I found crazy (for me at least) induction example, in fact it just would be nice to prove. (Even have problems with starting) Any hints are highly valued: $$0^2\binom{n}{0}+1^2\binom{n}{1}+2^2\binom{n}{2}+\cdots+n^2\binom{n}{n}=n(1+n)2^{n-2} $$

Solution 1:

You need to prove that $$\sum_{k=0}^{n} k^2 \dbinom{n}k = n(n+1) 2^{n-2}$$ Below is a way to prove, without using induction explicitly.

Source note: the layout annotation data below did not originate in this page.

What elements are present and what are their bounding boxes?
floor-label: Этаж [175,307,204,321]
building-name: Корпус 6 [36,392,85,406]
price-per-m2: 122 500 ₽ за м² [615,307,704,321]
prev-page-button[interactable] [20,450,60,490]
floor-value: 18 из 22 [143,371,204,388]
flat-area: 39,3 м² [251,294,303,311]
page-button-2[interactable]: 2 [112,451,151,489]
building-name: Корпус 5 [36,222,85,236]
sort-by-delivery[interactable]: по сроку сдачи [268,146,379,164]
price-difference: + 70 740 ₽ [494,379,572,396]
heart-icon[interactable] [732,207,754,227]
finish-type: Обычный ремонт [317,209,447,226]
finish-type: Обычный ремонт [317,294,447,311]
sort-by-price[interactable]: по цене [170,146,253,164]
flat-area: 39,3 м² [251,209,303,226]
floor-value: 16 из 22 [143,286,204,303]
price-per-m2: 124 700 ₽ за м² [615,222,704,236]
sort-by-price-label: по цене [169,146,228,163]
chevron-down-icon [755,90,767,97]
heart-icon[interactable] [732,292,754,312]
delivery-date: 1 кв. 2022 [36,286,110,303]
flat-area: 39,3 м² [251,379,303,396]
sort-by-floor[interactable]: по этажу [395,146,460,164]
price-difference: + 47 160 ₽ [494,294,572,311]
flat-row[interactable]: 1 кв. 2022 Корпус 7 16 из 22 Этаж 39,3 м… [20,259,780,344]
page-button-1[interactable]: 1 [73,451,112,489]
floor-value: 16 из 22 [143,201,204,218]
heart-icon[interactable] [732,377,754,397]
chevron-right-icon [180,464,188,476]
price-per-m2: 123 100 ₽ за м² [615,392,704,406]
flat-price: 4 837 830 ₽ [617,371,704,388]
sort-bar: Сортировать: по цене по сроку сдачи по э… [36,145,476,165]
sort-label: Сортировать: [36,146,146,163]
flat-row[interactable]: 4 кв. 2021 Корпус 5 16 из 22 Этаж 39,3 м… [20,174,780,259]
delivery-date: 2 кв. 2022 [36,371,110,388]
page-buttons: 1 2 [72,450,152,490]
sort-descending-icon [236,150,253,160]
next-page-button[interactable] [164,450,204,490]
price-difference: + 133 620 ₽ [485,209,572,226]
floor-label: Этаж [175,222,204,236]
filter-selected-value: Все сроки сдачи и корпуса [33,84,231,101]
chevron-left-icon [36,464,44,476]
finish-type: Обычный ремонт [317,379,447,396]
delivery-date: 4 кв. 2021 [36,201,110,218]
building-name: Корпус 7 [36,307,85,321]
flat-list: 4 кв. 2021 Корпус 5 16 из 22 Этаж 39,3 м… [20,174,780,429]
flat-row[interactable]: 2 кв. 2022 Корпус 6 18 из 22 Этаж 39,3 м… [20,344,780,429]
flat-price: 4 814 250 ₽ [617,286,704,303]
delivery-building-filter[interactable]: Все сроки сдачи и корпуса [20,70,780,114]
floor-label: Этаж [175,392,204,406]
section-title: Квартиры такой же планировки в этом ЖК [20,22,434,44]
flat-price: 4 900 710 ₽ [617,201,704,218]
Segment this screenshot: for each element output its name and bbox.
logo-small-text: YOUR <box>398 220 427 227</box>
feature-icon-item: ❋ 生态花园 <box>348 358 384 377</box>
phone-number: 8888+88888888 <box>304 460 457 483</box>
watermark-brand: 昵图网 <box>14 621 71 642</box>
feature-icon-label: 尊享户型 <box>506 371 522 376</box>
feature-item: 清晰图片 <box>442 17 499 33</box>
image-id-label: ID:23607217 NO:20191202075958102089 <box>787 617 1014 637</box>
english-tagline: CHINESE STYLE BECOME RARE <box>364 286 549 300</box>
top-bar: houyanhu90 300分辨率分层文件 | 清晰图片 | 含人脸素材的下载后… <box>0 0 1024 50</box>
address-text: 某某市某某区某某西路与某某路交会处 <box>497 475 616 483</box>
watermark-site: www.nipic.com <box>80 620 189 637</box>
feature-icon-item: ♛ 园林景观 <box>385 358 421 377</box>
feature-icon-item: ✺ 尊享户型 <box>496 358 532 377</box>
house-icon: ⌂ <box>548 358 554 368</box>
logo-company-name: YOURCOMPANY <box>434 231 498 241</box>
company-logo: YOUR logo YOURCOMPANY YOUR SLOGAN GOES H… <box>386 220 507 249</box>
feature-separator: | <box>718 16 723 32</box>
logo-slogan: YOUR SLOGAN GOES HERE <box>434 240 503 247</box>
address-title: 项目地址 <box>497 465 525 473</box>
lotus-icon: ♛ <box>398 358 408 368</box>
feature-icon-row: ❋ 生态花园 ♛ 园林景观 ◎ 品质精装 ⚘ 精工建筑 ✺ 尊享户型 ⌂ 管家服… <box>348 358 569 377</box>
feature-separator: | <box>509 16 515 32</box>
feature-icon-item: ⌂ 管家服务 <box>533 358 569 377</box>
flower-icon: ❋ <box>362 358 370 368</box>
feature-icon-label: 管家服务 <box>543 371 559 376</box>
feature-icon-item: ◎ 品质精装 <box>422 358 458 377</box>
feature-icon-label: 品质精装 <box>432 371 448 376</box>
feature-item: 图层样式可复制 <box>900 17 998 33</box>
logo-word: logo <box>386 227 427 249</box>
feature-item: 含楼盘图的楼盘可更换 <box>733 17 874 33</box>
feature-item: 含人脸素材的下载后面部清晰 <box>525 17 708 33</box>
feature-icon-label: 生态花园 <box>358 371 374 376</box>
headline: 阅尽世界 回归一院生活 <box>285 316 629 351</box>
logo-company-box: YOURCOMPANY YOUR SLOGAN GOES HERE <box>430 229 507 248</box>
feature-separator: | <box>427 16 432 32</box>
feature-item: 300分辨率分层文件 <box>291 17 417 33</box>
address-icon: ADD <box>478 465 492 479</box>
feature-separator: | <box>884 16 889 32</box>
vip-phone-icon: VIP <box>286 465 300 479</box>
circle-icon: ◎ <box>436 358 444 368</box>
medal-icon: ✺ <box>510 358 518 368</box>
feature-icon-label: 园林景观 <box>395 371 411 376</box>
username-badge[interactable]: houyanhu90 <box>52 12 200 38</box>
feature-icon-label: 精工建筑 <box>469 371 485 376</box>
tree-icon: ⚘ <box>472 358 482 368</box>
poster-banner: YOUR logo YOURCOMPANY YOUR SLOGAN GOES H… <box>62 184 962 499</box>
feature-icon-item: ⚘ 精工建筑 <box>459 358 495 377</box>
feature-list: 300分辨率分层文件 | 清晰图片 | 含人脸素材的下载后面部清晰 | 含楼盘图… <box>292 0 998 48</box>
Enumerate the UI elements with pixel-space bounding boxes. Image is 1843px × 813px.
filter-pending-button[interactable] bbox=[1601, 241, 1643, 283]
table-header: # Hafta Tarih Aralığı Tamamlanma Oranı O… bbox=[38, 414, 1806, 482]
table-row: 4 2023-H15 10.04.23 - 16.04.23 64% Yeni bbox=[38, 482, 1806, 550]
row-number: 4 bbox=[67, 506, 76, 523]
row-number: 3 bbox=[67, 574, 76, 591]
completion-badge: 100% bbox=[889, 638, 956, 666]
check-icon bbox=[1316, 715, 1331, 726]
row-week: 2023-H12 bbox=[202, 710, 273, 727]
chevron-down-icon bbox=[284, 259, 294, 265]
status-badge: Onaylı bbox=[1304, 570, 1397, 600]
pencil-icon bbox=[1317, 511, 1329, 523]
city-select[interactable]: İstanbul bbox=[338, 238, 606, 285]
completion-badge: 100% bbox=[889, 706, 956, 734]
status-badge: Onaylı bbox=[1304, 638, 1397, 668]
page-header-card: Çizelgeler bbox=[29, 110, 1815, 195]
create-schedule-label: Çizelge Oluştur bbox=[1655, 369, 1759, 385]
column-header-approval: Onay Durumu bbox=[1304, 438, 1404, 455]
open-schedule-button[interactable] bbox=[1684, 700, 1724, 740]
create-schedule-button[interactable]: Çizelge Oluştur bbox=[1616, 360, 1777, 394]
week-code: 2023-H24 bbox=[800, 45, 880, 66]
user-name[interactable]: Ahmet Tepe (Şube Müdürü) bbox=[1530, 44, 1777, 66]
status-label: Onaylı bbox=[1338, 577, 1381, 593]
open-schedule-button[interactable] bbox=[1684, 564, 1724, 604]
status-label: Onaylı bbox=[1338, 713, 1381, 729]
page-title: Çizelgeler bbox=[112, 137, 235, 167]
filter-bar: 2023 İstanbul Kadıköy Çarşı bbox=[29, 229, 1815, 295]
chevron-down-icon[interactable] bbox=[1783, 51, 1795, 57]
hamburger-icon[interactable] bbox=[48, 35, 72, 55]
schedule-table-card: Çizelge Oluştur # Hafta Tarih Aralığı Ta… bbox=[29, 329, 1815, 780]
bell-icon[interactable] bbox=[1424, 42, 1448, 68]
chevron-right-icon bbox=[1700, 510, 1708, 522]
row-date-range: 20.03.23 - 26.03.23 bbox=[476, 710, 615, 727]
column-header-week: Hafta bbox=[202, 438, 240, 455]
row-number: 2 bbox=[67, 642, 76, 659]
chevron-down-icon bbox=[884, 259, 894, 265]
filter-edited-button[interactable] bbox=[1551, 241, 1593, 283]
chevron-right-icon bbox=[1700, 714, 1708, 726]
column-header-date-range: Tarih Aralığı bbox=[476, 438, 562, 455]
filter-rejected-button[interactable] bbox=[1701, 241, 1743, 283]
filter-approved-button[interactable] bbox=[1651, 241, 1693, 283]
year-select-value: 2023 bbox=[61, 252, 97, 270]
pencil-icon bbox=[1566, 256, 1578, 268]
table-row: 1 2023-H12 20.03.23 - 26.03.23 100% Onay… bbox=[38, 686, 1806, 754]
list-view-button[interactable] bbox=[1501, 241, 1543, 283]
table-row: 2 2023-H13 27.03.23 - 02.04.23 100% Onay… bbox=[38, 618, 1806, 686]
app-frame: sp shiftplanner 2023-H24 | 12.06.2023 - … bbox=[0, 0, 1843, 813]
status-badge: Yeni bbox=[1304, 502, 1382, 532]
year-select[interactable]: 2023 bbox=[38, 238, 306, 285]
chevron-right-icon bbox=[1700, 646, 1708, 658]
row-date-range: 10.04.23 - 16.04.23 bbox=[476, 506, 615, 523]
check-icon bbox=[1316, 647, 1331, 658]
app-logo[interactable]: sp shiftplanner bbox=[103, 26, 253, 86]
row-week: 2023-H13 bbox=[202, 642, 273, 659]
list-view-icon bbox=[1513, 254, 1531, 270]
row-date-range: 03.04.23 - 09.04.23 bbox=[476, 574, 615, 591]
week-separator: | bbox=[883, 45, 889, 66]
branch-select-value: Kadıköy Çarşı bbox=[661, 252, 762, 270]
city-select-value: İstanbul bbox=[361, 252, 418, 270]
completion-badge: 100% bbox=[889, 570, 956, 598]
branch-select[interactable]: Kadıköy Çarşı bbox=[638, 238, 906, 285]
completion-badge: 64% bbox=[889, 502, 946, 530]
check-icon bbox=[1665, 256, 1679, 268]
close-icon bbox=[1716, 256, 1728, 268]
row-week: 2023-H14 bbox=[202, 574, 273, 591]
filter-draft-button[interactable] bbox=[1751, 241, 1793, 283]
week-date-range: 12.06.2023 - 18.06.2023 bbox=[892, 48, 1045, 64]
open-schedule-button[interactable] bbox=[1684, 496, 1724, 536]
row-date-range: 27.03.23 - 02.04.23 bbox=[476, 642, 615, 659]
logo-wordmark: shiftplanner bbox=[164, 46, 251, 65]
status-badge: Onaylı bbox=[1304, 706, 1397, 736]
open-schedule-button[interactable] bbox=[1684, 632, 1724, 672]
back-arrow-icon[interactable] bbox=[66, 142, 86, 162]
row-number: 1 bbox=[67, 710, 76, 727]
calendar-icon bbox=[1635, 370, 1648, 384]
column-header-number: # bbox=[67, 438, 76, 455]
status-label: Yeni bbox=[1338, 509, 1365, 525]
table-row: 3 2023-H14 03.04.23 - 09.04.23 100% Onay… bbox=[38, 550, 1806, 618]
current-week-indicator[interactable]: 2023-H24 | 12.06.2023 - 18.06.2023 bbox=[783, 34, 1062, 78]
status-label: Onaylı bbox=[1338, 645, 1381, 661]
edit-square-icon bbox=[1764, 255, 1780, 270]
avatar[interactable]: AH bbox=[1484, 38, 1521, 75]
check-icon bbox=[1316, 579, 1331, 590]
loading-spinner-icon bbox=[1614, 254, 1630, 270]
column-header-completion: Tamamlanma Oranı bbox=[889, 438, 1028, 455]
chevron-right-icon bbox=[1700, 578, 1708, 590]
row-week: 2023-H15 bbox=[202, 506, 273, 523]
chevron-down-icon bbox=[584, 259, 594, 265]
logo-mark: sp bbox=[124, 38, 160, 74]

Consider the binomial expansion $$(1+x)^n = \sum_{k=0}^{n} \dbinom{n}kx^k$$ Differentiate once gives us $$n(1+x)^{n-1} = \sum_{k=0}^{n} k\dbinom{n}kx^{k-1}$$ $$nx(1+x)^{n-1} = \sum_{k=0}^{n} k\dbinom{n}kx^{k}$$ Differentiate again to give $$n(n-1)x(1+x)^{n-2} + n(1+x)^{n-1} = \sum_{k=0}^{n} k^2\dbinom{n}kx^{k-1}$$ Now plug in $x=1$ to get what you want.

Solution 2:

Count cardinality of $S=\left\{(A,x,y): A \subseteq \{1,2,\dots,n\} \wedge x,y \in A\right\}$ in two different ways:

Way 1. If $A$ has $k$ elements, then you have $k^2$ choices for $x,y$ and $n \choose k$ for $A$. So $|S|=\sum_{k} k^2 {n \choose k}$.

Way 2. Two cases:

• If $x=y$, then we have $n$ choices for $x$ and $2^{n-1}$ choices for $A$.

• If $x \neq y$, then we have $n(n-1)$ choices for $x,y$ and $2^{n-2}$ choices for $A$.

Therefore $|S|=n2^{n-1}+n(n-1)2^{n-2}=n(n+1)2^{n-2}$.